UCLA Medical Center Participates in Multi-Agency Military Disaster Drill to Better Prepare for Emergencies
The threat of earthquakes, terrorist attacks and other natural and man-made disasters provided the backdrop for UCLA Medical Center's participation April 17 in a three-county exercise staged to increase preparedness in the Southern California area.
UCLA Medical Center joined forces with the California National Guard and various emergency responders throughout Southern California to participate in the large-scale exercise, which was conducted at major landmarks in the Los Angeles area on April 17 and will continue through April 19. The hospital agreed to participate to enhance its readiness to respond to natural disasters, chemical attacks and other terrorist attacks.

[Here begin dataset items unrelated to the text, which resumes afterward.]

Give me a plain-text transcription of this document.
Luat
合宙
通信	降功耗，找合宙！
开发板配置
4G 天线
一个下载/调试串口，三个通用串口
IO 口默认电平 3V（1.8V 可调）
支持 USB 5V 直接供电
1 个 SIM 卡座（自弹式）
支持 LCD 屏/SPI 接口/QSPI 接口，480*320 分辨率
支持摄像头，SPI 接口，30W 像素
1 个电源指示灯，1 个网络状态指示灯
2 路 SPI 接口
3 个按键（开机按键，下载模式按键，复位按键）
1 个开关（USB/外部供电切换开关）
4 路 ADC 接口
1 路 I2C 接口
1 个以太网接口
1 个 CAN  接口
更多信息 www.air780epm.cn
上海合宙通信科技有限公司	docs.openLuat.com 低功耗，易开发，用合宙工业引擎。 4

"This disaster drill was a great opportunity to practice working closely with the military and other local agencies," said Dr. David L. Callender, associate vice chancellor and chief executive officer of the UCLA Hospital System. "Should such unfortunate events occur, such training exercises will play an indispensable role in helping to save lives and prevent human suffering."
The 9th Civil Support Team of the California National Guard, based out of Los Alamitos, spearheaded the exercise — designed by the U.S. military and code-named Operation Vector — along with Colorado and Nevada National Guard units.
The scenario involved a large simulated earthquake that struck the Los Angeles region. It also included a simulated attack by terrorists who released a biological agent at various Southern California sites and caused other damage to the region.
Operation Vector began at 5 a.m. on April 17 at simultaneous locations, including UCLA Medical Center, the Museum of Tolerance and the West Los Angeles Veterans Administration Center.
As part of the drill, UCLA Medical Center received 25 patients — military personnel in makeup and fake blood — who suffered from earthquake injuries and symptoms consistent with exposure to a biological agent. Patients were triaged in the hospital's emergency department, and some potentially contaminated patients were transported to the hospital's decontamination trailer for treatment.